Załóżmy, że rolnik uprawia rzepak na niewielką skalę, obsiewa nim, np. tylko 10
ha, to może on otrzymać rocznie maksimum 40 ton. Nie ma więc zbyt dużych
możliwości - tak to bym ujął - by dotrzeć do potrzebnych informacji o tym, gdzie
najkorzystniej składować nasiona i jak znaleźć dobrego klienta, który potrzebuje
przecież hurtowej ilości rzepaku. A tak - kiedy jest nas kilku rolników -
wspólnie mamy wystarczającą ilość towaru, aby móc lepiej działać na rynku i
korzystniej sprzedawać.
Jak to się odbywa? Otóż, zgłaszam się do zrzeszenia, do osoby odpowiedzialnej za sprzedaż, np. jeszcze w trakcie żniw lub w ciągu roku i mówię, że dysponuję taką to, a taką ilością rzepaku. Związek po otrzymaniu informacji, jaką ilość rolnik posiada, próbuje na zaoferowaną przez producenta partię towaru znaleźć jak najlepszego odbiorcę i zorganizować sprzedaż. Ja dostaję pokwitowanie, do kogo i ile ton mam dostarczyć zaraz po żniwach. Następnie kupiec sprzedaje towar do rafinerii. Pozostałą część rzepaku umieszczam w wynajętych magazynach. Będzie on sprzedany w późniejszym terminie. Za to, co odstawione jest latem rolnik dostaje pieniądze po 14 dniach, a za część magazynowaną jeszcze w starym roku tzn. przed Bożym Narodzeniem wypłacana jest zaliczka, a już po nowym roku - reszta kwoty. Jeśli chodzi o nasiona, które gromadzone są w magazynach - wszystko jest tak zorganizowane, tak pomyślane, by nie dochodziło do nieporozumień wewnątrz związku. Rolnicy dostarczają nasiona do spółdzielni różnie, jeden w tym terminie, drugi w innym itd. A spółdzielnia sprzedaje w zależności od nadarzającej się okazji, starając się uzyskać jak najlepsza cenę. Sprzedajemy sukcesywnie, wszystko sumujemy, a potem wyciągamy średnią cenę. Każdy z członków zrzeszenia uzyskuje tę samą cenę, niezależnie od tego, za ile sprzedano dostarczony konkretnie przez niego rzepak.
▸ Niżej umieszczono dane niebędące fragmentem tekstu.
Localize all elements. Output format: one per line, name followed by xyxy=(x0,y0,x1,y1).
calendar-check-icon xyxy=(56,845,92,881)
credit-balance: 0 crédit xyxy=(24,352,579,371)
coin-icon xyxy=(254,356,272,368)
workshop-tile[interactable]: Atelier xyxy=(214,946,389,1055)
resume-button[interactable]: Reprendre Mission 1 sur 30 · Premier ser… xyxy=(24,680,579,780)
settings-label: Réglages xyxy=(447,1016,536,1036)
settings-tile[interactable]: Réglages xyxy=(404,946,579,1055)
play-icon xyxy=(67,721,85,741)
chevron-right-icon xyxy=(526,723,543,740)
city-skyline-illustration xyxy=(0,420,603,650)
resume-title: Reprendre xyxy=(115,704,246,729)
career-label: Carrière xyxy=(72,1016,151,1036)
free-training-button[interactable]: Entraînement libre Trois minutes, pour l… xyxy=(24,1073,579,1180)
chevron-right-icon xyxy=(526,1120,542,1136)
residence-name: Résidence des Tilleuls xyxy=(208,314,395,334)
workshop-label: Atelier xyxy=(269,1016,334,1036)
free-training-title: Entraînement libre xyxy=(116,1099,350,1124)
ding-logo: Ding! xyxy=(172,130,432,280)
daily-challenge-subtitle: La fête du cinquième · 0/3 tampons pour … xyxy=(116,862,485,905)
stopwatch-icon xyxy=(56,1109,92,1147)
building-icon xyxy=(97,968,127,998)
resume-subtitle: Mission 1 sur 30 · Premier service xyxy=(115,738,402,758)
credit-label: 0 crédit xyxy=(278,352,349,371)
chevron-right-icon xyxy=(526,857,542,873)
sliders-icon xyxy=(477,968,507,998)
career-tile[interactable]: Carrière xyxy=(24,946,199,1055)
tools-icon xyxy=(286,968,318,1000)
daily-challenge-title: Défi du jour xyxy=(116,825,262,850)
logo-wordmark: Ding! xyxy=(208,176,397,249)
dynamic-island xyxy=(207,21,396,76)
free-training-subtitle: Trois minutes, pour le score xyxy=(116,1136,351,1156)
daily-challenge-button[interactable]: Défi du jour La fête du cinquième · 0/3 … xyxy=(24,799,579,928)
Jeśli chodzi o dopłaty z UE, otrzymujemy je na zboża, rośliny oleiste, rośliny wysokobiałkowe. Mnie dotyczą dopłaty do zbóż i roślin oleistych. Otrzymujemy za nie tę samą kwotę - 350 euro na hektar. Także za ustawowe 10% ziemi nie uprawianej, dostaję od UE podobną kwotę- około 350 euro."
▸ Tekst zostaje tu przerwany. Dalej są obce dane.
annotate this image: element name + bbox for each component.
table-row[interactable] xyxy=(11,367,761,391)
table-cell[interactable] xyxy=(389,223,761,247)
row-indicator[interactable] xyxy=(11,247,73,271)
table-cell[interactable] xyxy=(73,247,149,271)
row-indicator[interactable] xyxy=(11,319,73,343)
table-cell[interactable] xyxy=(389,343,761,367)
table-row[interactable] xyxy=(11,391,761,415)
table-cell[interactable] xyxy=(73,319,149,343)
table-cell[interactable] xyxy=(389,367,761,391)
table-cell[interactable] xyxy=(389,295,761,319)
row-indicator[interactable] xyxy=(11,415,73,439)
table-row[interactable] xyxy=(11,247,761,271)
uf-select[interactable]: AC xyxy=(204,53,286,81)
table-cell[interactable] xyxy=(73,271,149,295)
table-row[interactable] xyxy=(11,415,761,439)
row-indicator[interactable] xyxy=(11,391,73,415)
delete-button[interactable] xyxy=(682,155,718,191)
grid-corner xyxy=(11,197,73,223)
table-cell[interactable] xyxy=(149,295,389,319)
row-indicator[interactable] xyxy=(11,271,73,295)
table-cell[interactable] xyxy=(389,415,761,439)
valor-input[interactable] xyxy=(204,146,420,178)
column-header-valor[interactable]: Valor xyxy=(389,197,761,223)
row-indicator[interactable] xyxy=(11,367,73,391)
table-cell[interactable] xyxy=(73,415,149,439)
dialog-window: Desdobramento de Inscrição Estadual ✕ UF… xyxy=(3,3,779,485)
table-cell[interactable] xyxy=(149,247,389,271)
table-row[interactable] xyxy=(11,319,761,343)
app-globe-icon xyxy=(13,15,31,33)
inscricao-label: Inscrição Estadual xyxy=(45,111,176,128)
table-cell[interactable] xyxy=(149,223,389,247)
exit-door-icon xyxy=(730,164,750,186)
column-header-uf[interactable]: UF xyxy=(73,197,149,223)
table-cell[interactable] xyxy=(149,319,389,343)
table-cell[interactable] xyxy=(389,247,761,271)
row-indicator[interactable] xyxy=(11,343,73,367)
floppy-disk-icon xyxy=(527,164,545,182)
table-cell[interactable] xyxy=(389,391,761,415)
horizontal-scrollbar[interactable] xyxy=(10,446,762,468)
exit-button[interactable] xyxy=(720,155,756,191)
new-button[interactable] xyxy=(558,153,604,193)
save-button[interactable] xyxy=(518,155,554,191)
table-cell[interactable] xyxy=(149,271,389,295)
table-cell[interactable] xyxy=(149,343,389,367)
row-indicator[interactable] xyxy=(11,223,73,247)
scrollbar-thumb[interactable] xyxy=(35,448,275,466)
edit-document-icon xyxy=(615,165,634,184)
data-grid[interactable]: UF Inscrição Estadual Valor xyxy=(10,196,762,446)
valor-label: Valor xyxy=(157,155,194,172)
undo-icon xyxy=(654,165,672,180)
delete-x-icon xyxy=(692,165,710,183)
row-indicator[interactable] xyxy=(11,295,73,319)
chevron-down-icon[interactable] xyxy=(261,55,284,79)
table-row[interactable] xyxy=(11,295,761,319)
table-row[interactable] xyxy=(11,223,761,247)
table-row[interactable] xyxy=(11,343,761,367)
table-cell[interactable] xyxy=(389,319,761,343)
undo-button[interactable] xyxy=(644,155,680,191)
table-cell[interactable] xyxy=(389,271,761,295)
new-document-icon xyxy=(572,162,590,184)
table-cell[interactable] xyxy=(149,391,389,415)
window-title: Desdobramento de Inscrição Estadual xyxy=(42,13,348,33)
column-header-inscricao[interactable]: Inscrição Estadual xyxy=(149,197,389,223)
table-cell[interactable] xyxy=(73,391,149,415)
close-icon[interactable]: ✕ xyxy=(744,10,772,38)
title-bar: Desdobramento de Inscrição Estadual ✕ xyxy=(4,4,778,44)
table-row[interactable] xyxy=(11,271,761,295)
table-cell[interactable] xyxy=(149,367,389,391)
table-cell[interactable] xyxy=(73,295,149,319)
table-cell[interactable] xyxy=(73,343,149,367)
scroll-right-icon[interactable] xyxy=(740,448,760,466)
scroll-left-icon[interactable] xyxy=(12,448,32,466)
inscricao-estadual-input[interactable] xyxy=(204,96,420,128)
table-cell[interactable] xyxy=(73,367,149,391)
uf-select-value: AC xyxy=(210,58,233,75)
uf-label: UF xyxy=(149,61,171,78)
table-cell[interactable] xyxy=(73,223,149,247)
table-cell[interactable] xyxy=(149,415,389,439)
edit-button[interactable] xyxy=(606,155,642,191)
Gospodarstwo pana Johannes'a Strobl'a i gospodarstwo jego sąsiada mają podobną strukturę, oba nastawione są wyłącznie na produkcję roślinną. Kupili więc wspólnie maszyny i obaj ich używają. Dzięki temu zmniejszyli koszty produkcji. Drugim pozytywnym aspektem kooperacji z sąsiadem jest wzajemna pomoc przy pracach polowych. Potrzebują mniej siły roboczej, a poza tym, jak twierdzą: "razem jest po prostu weselej pracować aniżeli w pojedynkę."